Enjoying using abstract concepts to express herself, she refuses to let her works be socialized. Every piece of her work is an intimate conversation between her audience and herself; liking or disliking it is just the beginning of getting to know one another.
Constantly reminding herself that being an artist isn’t just a title nor a description of a job; it is about the purpose behind the work or the responsibility of a person.
In the world of arts, differences in cultures are easily conveyed; it has opened up the world for her. Finding herself was the biggest gift she received from moving to Canada.
Behind The Mask
It is said that words can be sharper than a knife, and oftentimes we say things that are hurtful without it ever being our intention. The purpose of masks is to protect us from getting sick or prevent the spreading of disease, but sometimes it is our own actions or words that do more harm.
This art piece portrays the irony that on the flip side of every beautiful story and gesture exists its potentially damaging impact. Further, the appearance of the inner side of the mask and its similarity to the media’s images of the SARS-CoV-2 virus reflects that it can be difficult for us to differentiate between what is poisonous and what is beautiful. In these current times, we must examine our past behaviours and reflect on how we can learn from them. It takes courage to understand ourselves and each other, and even more so to own our past mistakes.

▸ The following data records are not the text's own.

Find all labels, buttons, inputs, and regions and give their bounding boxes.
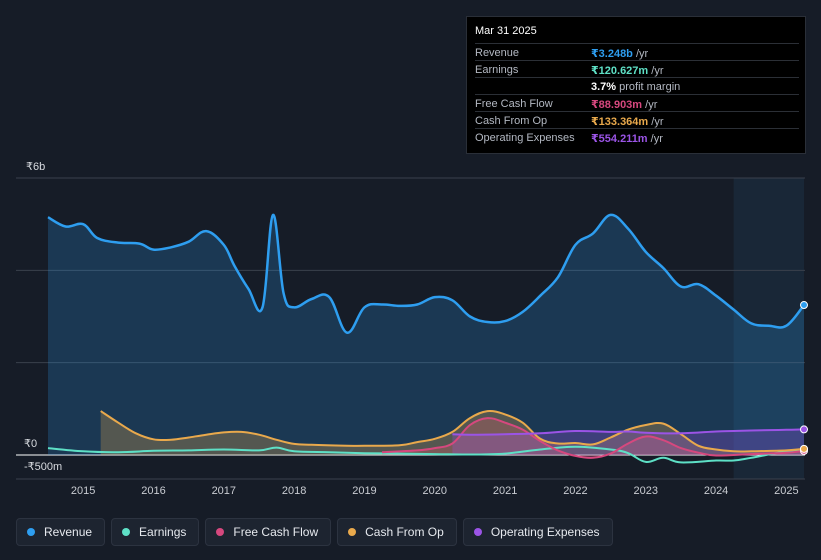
legend-dot-icon [473,528,482,536]
tooltip-row: Free Cash Flow ₹88.903m /yr [475,94,799,112]
x-tick-2017: 2017 [211,485,237,497]
data-tooltip: Mar 31 2025 Revenue ₹3.248b /yr Earnings ₹1… [466,16,806,154]
tooltip-row-value: ₹88.903m /yr [591,99,658,111]
free-cash-flow-area [382,418,804,458]
legend-dot-icon [27,528,35,536]
tooltip-row: 3.7% profit margin [475,77,799,95]
x-tick-2025: 2025 [774,485,799,497]
y-axis-bottom-label: -₹500m [24,461,63,473]
tooltip-date: Mar 31 2025 [475,25,537,37]
tooltip-row-value: ₹554.211m /yr [591,133,663,145]
tooltip-row: Earnings ₹120.627m /yr [475,60,799,78]
tooltip-row-label: Cash From Op [475,115,548,127]
tooltip-row-value: ₹3.248b /yr [591,48,649,60]
cash-from-op-endpoint [800,444,808,453]
x-tick-2020: 2020 [422,485,448,497]
legend-dot-icon [348,528,357,536]
operating-expenses-endpoint [800,425,808,434]
legend-dot-icon [122,528,131,536]
legend-operating-expenses[interactable]: Operating Expenses [462,518,613,546]
legend-label: Earnings [139,525,187,539]
legend-free-cash-flow[interactable]: Free Cash Flow [205,518,332,546]
tooltip-row: Cash From Op ₹133.364m /yr [475,111,799,129]
legend-label: Revenue [44,525,93,539]
chart-legend: Revenue Earnings Free Cash Flow Cash From O… [16,518,613,548]
x-tick-2016: 2016 [141,485,166,497]
tooltip-row-label: Free Cash Flow [475,98,553,110]
x-tick-2021: 2021 [492,485,518,497]
tooltip-row: Operating Expenses ₹554.211m /yr [475,128,799,146]
legend-revenue[interactable]: Revenue [16,518,106,546]
x-tick-2023: 2023 [633,485,658,497]
y-axis-top-label: ₹6b [26,161,46,173]
series-lines [47,213,805,464]
x-tick-2024: 2024 [703,485,729,497]
tooltip-row: Revenue ₹3.248b /yr [475,43,799,61]
x-tick-2015: 2015 [70,485,96,497]
x-tick-2022: 2022 [563,485,588,497]
x-tick-2019: 2019 [352,485,377,497]
series-endpoints [800,301,808,455]
tooltip-row-value: ₹133.364m /yr [591,116,664,128]
revenue-area [48,214,804,455]
revenue-endpoint [800,301,808,310]
operating-expenses-line [452,428,805,436]
x-tick-2018: 2018 [281,485,307,497]
tooltip-row-value: 3.7% profit margin [591,81,681,93]
tooltip-row-label: Revenue [475,47,520,59]
legend-label: Free Cash Flow [233,525,319,539]
legend-dot-icon [216,528,225,536]
legend-label: Operating Expenses [490,525,600,539]
series-areas [48,214,804,458]
y-axis-zero-label: ₹0 [24,438,38,450]
gridlines [16,177,805,480]
revenue-line [47,213,805,334]
legend-label: Cash From Op [365,525,444,539]
legend-earnings[interactable]: Earnings [111,518,200,546]
legend-cash-from-op[interactable]: Cash From Op [337,518,457,546]
tooltip-row-value: ₹120.627m /yr [591,65,664,77]
tooltip-row-label: Operating Expenses [475,132,575,144]
earnings-line [47,445,805,464]
tooltip-row-label: Earnings [475,64,519,76]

“The Other Side of Masks” serves as a reminder that our words and actions, in spite of their beauty, can also hold unintentional danger. And just like the two sides of a mask, we must see both sides in order to grow.
Virus of Unintended Aggression
Virus of Subconscious Suspicion
Artwork Story: https://gallery.vancouvertaiwanfest.ca/OtherSideOfMask-ch
The Other Side of Mask
Just Taiwan Please
In many places around the world, symbols representing the colonial past are being removed or challenged as part of the decolonization movement. Statues being destroyed and streets being renamed are just some of the ways people and places are trying to stop memorializing the colonizers. In Canada, the whole nation is still learning the truth behind the Indigenous Residential Schools where children were forced to adopt the colonizers’ culture. In Taiwan, memories of people being forced to give up their mother tongues are not too far removed for many generations today.
There are many cities around the world that were once colonized such as Seoul, Jakatar, Hong Kong, Macau, Manila, Taipei… Is it right to force the citizens of the place to honour their colonizers by recognizing their colonizers before their names of the cities? If people don’t want to be called English Vancouver, Japanese Seoul, Spanish Manila…then no more Chinese Taipei, the name is Taiwan, so Just Taiwan Please!